The holy month of Ramzan has just started, and the month considered the most sacred by Muslims across the world – witnesses a period of abstinence from food, water and worldly pleasures and a complete dedication to Allah. The reason the Islamic calendar marks this month especially important is to commemorate god’s revelation of Islam’s holy book, the Quran, to Prophet Muhammad. An estimated 1.6 million Islam followers worldwide observe the ritual of fasting and prayers for 29 to 30 days, from dawn to dusk. Instead of carrying out their usual routine, during this period, Muslims focus on achieving self-discipline and reflection, while trying to understand the plight of those less fortunate. At sunrise they begin the fast with sehri and at sunset the fast ends with a feast known as iftaar, which is an amalgamation of all sorts of Mughlai dishes also seen as a celebration of food more than anything else.
In Pune, like in all other cities in the country, devout Muslims are seen heading to mosques to make it in time for the prayers but are soon after out on the streets devouring the delicacies specially dished out for the month. Pune is witness to a number of makeshift Iftaar stalls that turn the streets into a foodie’s paradise. It is celebration time not only for those who fast but the foodies get a chance to tuck into a special menu that presents itself only once a year. A tour around the city will allow you to soak in the festive moods and tantalise your taste buds. But the lit-up streets with effervescent stall-owners setting up an array of sumptuous kebabs, samosas and shahi tukda among the rest reveals a little more than what just meets the eyes. Just as the spices blend together creating decadent crispy samosas and the famous haleem, Ramzan sees the city crowd merging without any qualms about caste, creed or religion.

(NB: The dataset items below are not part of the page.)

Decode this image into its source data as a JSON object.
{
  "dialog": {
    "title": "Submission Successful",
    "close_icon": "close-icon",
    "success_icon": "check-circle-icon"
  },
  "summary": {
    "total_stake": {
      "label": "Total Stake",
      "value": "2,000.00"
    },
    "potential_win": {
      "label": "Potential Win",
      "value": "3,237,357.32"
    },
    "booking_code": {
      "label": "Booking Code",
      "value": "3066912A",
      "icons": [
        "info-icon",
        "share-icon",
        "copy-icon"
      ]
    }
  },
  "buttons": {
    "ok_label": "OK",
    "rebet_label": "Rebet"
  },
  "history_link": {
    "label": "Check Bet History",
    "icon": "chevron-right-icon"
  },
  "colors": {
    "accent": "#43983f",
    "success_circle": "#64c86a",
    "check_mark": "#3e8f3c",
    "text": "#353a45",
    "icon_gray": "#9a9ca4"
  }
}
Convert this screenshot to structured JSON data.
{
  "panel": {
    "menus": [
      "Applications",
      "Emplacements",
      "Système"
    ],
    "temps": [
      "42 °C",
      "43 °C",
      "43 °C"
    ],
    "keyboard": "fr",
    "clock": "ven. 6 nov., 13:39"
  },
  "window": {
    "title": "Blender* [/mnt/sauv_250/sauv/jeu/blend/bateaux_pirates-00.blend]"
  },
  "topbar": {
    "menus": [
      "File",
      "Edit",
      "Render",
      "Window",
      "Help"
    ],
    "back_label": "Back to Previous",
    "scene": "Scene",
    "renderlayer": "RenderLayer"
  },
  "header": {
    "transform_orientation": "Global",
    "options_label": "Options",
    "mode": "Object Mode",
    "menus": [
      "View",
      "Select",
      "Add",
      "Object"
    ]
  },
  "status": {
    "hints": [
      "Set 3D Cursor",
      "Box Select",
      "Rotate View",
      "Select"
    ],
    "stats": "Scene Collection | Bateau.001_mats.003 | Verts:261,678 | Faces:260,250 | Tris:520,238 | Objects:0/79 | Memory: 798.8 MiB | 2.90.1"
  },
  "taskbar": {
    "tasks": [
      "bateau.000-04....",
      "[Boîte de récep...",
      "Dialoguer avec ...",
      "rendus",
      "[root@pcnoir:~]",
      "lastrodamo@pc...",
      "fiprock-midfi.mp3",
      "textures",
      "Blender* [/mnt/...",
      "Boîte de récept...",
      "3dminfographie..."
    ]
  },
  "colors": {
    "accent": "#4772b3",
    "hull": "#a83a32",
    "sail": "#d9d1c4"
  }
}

This year not much has changed, as people all over the city are working up an appetite to enjoy delicacies such as phirni or dalcha as Iftar stall owners gear themselves to continue innovating their menus and surprising their customers. As the usual names crop up across the city such as Sharif caterers and Hotel Imdadi, and as the sun sets every evening, the city comes alive with the sights, smell and sounds of Ramzan calling out to not just the ones clad in black and white but extending an open arm to all.
When Pune 365 visited the most frequented eatspots in Camp (Mominpura and Babajan Chowk) and Kondhwa (Kausar Bagh) on Tuesday evening, the action had just about begun. As regulars to these stalls will tell you, the crowds typically start descending from the first weekend after the start of the holy month.